Hill and her colleagues analyzed mammillary formations from nine caves near the Grand Canyon. Most of the caves lie within a few kilometers of the Colorado River, the waterway that now flows through the chasm. Also, the deposits that the researchers sampled came from elevations no more than 1.2 km above the modern river level, says Hill. The researchers presume that ancient changes in the region’s water table are linked to drops in the river level as it scoured deeper into the region’s rocks.
Analyses of one mammillary from the western Grand Canyon region suggest that when the deposit stopped growing some 17 million years ago, the water table stood about 1,160 meters above today’s river level. Other analyses from that region indicate that by 7.6 million years ago, the water table had dropped to 930 m above the modern river level. About 2 million years ago, the water table was only 120 m higher than it is now, leading researchers to infer that during that interval the Colorado has scoured the western reaches of the canyon downward by that amount. Overall, rates of downward erosion in this region have averaged between 55 and 123 m per million years during the past 17 million years, Hill and her colleagues report in the March 7 Science.
Analyses of cave mammillaries in the eastern Grand Canyon region suggest that the Colorado’s downward scouring there began much later but has occurred at dramatically faster rates. In that area, the water table—and, presumably, the river level—has dropped about 920 m in the past 3.7 million years, at average rates between 166 and 411 m per million years.
Together, the cave-formation data suggest that erosion of the Grand Canyon began at its western end and proceeded upstream, says Hill.

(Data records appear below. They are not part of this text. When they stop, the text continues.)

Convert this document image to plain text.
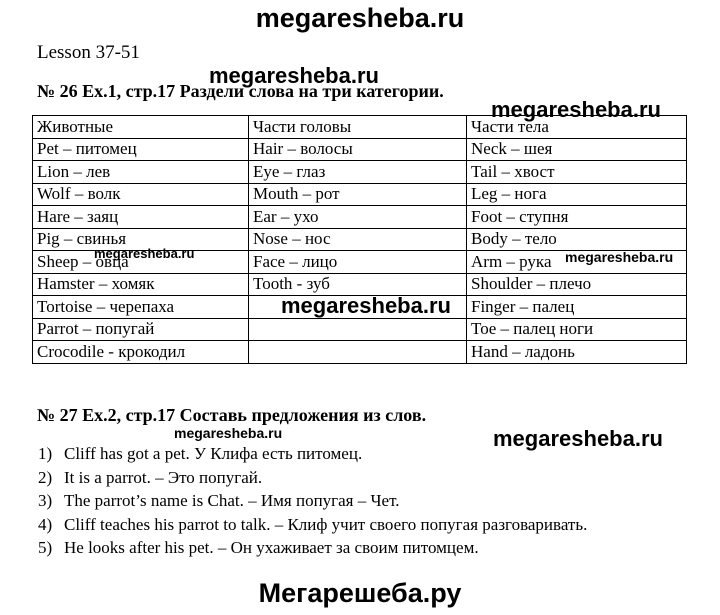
megaresheba.ru
Lesson 37-51
№ 26 Ex.1, стр.17 Раздели слова на три категории.
Животные	Части головы	Части тела
Pet – питомец	Hair – волосы	Neck – шея
Lion – лев	Eye – глаз	Tail – хвост
Wolf – волк	Mouth – рот	Leg – нога
Hare – заяц	Ear – ухо	Foot – ступня
Pig – свинья	Nose – нос	Body – тело
Sheep – овца	Face – лицо	Arm – рука
Hamster – хомяк	Tooth - зуб	Shoulder – плечо
Tortoise – черепаха		Finger – палец
Parrot – попугай		Toe – палец ноги
Crocodile - крокодил		Hand – ладонь
№ 27 Ex.2, стр.17 Составь предложения из слов.
1) Cliff has got a pet. У Клифа есть питомец.
2) It is a parrot. – Это попугай.
3) The parrot’s name is Chat. – Имя попугая – Чет.
4) Cliff teaches his parrot to talk. – Клиф учит своего попугая разговаривать.
5) He looks after his pet. – Он ухаживает за своим питомцем.
megaresheba.ru
megaresheba.ru
megaresheba.ru
megaresheba.ru
megaresheba.ru	megaresheba.ru
megaresheba.ru
Мегарешеба.ру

Hill and her team “have compiled an excellent record of local water tables dropping” but their assumptions about the region’s geology may be incorrect, says Joel L. Pederson, a geomorphologist at Utah State University in Logan. Water tables aren’t always flat over large regions of complicated topography, he notes. Moreover, decreases in the water table inferred for the oldest of the cave formations might have been linked to the carving of canyons that predate the Grand Canyon.